First, note that the smallest L2-norm vector that can fit the training data for the core model is \(<\theta^\text>=[2,0,0]\)

On the other hand, in the presence of the spurious feature, the full model can fit the training data perfectly with a smaller norm by assigning weight \(1\) for the feature \(s\) (\(|<\theta^\text>|_2^2 = 4\) while \(|<\theta^\text>|_2^2 + w^2 = 2 < 4\)).

Generally, in the overparameterized regime, since the number of training examples is less than the number of features, there are some directions of data variation that are not observed in the training data. In this example, we do not observe any information about the second and third features. However, the non-zero weight for the spurious feature leads to a different assumption for the unseen directions. In particular, the full model does not assign weight \(0\) to the unseen directions. Indeed, by substituting \(s\) with \(^\top z\), we can view the full model as not using \(s\) but implicitly assigning weight \(\beta^\star_2=2\) to the second feature and \(\beta^\star_3=-2\) to the third feature (unseen directions at training).

In this example, deleting \(s\) decreases the error to own an examination distribution with a high deviations off zero into the next ability, whereas removing \(s\) escalates the mistake getting a test shipping with a high deviations out of no into the 3rd element.

Drop in accuracy in test time depends on the relationship between the true target parameter (\(\theta^\star\)) and the true spurious feature parameters (\(\)) in the seen directions and unseen direction

As we saw in the previous example, by using the spurious feature, the full model incorporates \(\) into its estimate. The true target parameter (\(\theta^\star\)) and the true spurious feature parameters (\(\)) agree on some of the unseen directions and do not agree on the others. Thus, depending on which unseen directions are weighted heavily in the test time, removing \(s\) can increase or decrease the error.

More formally, the weight assigned to the spurious feature is proportional to the projection of \(\theta^\star\) on \(\) on the seen directions. If this number is close to the projection of \(\theta^\star\) on \(\) on the unseen directions (in comparison to 0), removing \(s\) increases the error, and it decreases the error otherwise. Note that since we are assuming noiseless linear regression and choose models that fit training data, the model predicts perfectly in the seen directions and only variations in unseen directions contribute to the error.
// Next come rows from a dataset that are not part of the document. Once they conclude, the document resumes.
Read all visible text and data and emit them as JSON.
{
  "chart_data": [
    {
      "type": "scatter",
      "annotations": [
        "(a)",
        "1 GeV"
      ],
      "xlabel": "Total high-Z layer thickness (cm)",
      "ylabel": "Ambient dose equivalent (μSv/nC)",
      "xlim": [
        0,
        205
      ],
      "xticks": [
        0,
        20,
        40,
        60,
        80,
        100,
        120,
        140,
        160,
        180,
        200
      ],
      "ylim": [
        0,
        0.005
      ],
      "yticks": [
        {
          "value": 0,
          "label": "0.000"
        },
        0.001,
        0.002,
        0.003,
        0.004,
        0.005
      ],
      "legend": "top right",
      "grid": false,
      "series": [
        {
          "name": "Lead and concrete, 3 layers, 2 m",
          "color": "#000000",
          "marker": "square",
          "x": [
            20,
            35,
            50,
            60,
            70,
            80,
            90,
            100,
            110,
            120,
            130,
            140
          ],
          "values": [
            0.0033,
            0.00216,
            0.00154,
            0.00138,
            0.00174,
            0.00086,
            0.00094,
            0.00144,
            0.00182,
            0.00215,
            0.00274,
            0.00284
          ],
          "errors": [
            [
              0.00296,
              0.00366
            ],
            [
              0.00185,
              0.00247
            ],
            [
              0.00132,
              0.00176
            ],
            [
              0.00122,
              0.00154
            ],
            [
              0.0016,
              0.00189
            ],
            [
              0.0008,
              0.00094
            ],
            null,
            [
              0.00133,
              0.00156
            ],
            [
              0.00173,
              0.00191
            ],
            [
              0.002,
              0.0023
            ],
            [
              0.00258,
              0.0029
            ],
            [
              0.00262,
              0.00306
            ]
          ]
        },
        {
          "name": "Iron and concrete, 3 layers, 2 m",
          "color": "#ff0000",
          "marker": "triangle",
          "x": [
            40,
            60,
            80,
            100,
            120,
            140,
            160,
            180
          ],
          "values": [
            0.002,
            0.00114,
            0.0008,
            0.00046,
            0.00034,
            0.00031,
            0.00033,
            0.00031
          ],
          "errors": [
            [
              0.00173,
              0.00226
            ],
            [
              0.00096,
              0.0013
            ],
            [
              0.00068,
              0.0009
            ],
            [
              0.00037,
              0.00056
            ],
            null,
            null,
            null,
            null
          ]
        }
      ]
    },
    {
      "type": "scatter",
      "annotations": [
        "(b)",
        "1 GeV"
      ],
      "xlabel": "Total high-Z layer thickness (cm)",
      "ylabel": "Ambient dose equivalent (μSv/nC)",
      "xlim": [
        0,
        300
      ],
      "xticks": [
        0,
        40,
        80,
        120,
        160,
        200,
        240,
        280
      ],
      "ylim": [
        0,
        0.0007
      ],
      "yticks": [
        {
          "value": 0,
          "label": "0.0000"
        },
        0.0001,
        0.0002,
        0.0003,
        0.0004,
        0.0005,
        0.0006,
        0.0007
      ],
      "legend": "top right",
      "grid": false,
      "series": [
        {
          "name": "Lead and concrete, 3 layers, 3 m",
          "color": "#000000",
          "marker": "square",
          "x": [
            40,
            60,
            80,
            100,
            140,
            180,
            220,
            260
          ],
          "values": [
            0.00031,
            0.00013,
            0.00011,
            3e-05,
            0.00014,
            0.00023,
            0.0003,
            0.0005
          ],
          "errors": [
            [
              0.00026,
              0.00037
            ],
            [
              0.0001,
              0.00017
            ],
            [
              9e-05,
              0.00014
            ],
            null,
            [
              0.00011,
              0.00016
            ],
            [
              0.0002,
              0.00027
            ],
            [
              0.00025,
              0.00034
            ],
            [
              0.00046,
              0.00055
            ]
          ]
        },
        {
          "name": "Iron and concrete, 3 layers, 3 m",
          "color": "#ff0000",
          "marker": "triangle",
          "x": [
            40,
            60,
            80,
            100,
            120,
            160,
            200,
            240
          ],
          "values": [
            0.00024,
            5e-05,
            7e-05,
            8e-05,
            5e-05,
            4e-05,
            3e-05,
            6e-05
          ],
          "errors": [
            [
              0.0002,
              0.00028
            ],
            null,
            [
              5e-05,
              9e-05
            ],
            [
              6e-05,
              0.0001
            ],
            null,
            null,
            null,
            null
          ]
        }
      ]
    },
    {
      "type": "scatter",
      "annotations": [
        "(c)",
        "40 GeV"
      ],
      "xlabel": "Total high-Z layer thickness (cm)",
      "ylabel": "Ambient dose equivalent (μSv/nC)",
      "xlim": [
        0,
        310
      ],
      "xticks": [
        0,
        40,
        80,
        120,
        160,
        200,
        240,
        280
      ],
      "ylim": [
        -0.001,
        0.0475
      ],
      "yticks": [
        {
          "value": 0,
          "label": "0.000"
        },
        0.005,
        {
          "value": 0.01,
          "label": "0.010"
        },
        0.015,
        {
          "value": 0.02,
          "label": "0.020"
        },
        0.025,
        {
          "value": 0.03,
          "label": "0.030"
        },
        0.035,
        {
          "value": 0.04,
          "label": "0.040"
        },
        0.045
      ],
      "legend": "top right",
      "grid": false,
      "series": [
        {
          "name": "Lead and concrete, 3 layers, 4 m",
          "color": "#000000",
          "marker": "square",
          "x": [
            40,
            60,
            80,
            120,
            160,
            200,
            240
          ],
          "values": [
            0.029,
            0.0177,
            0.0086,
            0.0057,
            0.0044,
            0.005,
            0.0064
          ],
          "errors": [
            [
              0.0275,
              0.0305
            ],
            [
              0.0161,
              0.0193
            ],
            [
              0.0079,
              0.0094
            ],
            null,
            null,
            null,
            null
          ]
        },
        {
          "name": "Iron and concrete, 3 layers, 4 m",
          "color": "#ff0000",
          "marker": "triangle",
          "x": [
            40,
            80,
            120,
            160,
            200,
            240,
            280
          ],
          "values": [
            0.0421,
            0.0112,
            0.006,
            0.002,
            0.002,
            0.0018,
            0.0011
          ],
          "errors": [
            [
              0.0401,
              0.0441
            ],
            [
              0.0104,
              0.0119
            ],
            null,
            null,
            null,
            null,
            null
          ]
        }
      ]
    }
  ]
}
(Left) The latest projection off \(\theta^\star\) into the \(\beta^\star\) try self-confident in the viewed recommendations, however it is bad on unseen recommendations; hence, deleting \(s\) decreases the mistake. (Right) This new projection regarding \(\theta^\star\) towards \(\beta^\star\) is comparable in seen and you may unseen information; ergo, deleting \(s\) advances the error.

Let’s now formalize the conditions under which removing the spurious feature (\(s\)) increases the error. Let \(\Pi = Z(ZZ^\top)^Z\) denote the column space of training data (seen directions), thus \(I-\Pi\) denotes the null space of training data (unseen direction). The below equation determines when removing the spurious feature decreases the error.

This new key model assigns weight \(0\) on the unseen information (lbs \(0\) on second and you can third provides within analogy)

The latest left front side ‘s the difference between the projection regarding \(\theta^\star\) towards the \(\beta^\star\) regarding the seen guidelines with regards to projection on the unseen advice scaled by the sample go out covariance. Best side is the difference in 0 (i.elizabeth., not using spurious enjoys) as well as the projection of \(\theta^\star\) toward \(\beta^\star\) in the unseen assistance scaled by the test date covariance. Removing \(s\) assists in the event your kept front side is actually higher than suitable top.

While the concept is applicable merely to linear activities, we now demonstrate that from inside the low-linear habits coached with the genuine-globe datasets, removing a beneficial spurious element reduces the precision and you can has an effect on communities disproportionately.